Friday, July 10, 2009

New Blog, Care of The Retarded in Israel

I discovered a new blog about care for the retarded in Israel. The focus seems to be residential facilities for the seriously retarded, those who cannot be cared for at home. Please don't say that the families can keep their retarded children. That's not always the case, especially when the "children" are middle-aged and the parents are elderly or deceased.

In many cases, there is no family member who can handle the responsibilities, so the parents work hard to find a residential facility for their child.

The blog's first post discusses the staff problem. By paying only the minimum wage possible, it attracts workers who don't care about the residents. There's a lot of abuse.

I'll have to keep checking up on the blog to see what they add.

3 comments:

josh said...

While I assume that Israeli healthcare does pay for some sort of care, at the end of the day,
each of these organizations must fight for decreasing Jewish philanthropy if they want to provide 'extra'.

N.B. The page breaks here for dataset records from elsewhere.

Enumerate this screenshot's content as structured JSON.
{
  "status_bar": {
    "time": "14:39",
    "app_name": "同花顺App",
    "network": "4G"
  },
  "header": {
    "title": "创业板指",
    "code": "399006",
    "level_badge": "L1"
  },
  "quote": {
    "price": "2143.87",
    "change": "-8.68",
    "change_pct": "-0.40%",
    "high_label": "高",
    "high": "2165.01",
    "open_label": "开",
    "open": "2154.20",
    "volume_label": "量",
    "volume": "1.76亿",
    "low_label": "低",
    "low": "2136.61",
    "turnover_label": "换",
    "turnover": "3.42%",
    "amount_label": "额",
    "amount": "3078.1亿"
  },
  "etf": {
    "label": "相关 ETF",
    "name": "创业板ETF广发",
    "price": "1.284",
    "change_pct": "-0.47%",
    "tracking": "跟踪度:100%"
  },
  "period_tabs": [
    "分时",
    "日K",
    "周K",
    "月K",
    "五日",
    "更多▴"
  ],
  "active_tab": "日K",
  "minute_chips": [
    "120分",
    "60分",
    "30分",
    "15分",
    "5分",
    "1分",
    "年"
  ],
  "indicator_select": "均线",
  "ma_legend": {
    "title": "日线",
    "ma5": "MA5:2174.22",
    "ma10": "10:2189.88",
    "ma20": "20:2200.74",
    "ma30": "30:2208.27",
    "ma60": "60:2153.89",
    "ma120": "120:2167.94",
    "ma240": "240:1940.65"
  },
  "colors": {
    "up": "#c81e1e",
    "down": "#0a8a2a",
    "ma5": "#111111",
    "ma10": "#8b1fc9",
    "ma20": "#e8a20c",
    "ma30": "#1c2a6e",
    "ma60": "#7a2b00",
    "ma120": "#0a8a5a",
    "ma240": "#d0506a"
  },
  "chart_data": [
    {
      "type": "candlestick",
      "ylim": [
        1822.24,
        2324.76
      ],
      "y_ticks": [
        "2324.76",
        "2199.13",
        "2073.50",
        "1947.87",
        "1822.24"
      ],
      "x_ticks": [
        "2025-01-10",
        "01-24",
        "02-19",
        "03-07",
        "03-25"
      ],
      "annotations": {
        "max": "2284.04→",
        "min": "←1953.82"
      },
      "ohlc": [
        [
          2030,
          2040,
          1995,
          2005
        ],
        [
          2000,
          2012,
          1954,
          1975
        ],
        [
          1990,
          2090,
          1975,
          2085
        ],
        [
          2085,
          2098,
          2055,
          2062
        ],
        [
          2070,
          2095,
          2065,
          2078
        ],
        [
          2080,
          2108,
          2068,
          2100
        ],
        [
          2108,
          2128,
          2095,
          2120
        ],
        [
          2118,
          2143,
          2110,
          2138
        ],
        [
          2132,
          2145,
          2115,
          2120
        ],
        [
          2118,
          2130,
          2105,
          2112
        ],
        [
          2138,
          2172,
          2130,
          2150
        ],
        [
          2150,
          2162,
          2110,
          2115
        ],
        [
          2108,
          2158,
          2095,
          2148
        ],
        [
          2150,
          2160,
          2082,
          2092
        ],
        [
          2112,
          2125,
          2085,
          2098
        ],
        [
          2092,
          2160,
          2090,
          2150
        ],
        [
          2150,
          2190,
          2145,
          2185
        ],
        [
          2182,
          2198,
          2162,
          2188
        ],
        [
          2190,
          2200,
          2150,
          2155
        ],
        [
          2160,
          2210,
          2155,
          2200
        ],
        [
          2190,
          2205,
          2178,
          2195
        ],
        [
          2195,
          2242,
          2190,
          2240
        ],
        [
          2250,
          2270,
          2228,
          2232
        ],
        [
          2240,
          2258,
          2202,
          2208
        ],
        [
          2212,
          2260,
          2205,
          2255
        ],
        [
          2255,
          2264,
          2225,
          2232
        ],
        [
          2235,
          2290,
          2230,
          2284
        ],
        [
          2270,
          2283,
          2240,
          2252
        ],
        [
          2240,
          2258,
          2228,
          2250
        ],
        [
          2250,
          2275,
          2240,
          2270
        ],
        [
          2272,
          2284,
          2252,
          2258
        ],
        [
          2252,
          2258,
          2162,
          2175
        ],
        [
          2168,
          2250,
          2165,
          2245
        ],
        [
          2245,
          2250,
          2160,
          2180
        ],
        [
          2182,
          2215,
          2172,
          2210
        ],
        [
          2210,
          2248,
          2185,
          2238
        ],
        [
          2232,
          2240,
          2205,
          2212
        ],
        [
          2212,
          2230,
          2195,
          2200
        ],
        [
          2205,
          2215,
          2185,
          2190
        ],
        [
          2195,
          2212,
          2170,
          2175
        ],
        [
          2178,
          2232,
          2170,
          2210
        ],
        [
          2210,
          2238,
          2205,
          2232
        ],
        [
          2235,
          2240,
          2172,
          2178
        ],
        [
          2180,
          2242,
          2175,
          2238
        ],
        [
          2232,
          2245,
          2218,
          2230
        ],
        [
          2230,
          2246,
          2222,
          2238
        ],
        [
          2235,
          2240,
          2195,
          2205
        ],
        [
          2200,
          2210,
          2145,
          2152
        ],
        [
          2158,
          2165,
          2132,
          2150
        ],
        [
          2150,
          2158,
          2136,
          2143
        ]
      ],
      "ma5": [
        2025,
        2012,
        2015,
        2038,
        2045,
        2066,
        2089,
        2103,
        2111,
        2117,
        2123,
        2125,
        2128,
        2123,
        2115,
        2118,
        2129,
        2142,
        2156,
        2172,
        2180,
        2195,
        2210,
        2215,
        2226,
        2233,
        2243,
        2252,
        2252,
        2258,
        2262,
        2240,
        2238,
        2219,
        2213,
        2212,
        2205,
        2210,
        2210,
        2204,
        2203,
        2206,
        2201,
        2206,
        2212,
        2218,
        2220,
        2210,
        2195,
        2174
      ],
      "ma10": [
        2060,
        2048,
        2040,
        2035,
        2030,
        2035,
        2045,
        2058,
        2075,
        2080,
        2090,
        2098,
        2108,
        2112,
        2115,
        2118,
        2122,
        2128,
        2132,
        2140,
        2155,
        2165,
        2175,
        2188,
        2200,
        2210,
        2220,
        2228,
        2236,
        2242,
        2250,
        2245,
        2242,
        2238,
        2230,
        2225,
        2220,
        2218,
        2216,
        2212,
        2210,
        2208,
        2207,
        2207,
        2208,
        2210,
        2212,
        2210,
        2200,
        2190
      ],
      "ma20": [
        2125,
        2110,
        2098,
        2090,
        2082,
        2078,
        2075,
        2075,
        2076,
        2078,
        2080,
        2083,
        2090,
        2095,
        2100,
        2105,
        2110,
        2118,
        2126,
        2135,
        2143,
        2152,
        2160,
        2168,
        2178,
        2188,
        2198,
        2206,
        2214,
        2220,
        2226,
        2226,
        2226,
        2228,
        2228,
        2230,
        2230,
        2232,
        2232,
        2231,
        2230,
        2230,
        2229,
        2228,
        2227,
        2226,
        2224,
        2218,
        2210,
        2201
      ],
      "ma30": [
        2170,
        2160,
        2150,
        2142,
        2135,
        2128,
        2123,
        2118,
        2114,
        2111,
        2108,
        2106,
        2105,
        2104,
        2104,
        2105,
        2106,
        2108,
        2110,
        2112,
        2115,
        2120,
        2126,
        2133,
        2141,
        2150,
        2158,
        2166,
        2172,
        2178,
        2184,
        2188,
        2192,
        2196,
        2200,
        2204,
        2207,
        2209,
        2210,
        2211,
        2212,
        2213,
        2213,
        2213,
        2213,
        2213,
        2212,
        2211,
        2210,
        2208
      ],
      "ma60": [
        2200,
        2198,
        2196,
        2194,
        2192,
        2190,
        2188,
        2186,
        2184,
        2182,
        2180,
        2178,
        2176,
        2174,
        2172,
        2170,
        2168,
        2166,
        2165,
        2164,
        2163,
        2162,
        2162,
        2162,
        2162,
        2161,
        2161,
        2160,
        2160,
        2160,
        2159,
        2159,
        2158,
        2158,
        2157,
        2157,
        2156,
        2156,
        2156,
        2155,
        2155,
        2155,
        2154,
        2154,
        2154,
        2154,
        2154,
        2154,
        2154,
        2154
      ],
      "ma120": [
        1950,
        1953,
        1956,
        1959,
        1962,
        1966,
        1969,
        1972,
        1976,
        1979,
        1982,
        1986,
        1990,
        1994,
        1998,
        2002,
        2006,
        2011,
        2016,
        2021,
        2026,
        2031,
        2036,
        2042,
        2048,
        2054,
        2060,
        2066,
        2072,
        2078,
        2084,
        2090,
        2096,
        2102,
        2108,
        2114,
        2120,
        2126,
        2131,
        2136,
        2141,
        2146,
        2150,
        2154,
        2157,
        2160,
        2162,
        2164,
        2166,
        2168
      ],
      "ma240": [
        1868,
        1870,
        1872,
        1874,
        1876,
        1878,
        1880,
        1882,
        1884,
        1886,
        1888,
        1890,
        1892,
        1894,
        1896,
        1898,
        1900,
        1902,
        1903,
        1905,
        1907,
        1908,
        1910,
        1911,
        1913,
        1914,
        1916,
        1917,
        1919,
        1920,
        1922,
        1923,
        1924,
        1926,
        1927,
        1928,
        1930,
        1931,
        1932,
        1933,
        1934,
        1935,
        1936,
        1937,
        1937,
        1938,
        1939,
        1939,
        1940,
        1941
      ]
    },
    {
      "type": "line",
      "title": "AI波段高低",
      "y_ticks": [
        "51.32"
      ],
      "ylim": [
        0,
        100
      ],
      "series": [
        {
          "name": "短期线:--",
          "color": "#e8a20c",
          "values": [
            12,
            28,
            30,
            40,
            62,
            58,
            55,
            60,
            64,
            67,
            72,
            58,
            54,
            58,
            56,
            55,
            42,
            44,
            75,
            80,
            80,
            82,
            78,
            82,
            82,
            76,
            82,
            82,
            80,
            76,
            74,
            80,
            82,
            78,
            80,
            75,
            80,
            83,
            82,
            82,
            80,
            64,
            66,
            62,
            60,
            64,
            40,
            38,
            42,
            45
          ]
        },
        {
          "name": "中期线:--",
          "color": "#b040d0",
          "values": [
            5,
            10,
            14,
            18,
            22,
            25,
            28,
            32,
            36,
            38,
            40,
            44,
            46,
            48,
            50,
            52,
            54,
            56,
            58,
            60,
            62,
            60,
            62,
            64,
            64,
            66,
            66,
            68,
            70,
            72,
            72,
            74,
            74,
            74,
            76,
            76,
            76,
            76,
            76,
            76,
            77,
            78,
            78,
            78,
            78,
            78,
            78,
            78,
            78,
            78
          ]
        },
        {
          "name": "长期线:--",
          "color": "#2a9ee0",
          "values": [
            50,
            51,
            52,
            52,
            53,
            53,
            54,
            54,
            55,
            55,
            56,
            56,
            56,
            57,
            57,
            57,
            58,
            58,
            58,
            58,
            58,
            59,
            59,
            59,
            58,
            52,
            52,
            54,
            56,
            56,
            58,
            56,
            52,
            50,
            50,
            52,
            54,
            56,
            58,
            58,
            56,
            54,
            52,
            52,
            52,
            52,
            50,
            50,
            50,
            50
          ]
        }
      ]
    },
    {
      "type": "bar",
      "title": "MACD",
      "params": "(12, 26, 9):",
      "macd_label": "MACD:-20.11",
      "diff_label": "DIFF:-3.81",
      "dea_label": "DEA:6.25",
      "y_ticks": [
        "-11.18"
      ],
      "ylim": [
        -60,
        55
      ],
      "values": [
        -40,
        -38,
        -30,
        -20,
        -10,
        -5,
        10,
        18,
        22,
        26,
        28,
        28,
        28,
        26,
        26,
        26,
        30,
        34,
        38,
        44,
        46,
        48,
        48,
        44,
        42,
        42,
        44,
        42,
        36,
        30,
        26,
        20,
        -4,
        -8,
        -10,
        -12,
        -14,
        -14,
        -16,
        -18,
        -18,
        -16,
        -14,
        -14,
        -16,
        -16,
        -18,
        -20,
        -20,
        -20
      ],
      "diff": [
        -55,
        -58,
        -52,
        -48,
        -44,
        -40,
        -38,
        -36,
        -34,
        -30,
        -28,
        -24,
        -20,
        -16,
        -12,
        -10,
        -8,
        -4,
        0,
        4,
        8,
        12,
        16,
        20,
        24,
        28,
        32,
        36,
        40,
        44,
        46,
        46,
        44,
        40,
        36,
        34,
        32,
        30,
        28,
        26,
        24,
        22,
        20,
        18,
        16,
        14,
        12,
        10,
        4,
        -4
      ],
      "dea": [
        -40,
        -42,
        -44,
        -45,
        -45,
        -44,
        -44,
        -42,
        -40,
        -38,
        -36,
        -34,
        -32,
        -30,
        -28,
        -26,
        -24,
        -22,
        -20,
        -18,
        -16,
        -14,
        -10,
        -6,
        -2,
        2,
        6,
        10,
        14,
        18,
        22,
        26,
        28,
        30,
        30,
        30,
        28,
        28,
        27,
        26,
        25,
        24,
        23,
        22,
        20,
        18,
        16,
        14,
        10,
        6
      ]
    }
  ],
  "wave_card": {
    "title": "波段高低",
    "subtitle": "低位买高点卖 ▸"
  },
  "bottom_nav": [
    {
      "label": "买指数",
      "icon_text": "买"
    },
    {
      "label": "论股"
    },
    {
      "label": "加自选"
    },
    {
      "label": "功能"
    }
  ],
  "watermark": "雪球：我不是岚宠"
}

A couple I've known about for a while:
http://www.alyn.org/
http://www.akim-jerusalem.org.il/

Many others here:
http://www.ujc.org/page.aspx?id=25408

Batya said...

Thanks
This blog seems to be dealing with the problems in the residential institutions for the severely retarded.

rickismom said...

Thank-you for posting this

Unfortunately it is not always only the severely retarded that get put into mamouth institutions.
When parents (or other gardians) approuch the government for placement for their child (which may be not only because of their non-ability to care for the child, but due to the child not having enough to do at home, the placement can be:
-big institution
-hostel (also rather big)
-dirah b'kehilah (can be 2 apartments together)
-diur bkehillah

The government has a tendency to put into large settings; it saves them money.

Only in the last option is the resident likely to have much say about his treatment, what to eat for breakfast, etc. B'Zcut is willing to fight for the right of the more severely-disabled to be placed into smaller settings. This is the dirrection, in my opinion, that we have to push for. The large institutions need to be divided up, as was done in America and elsewhere.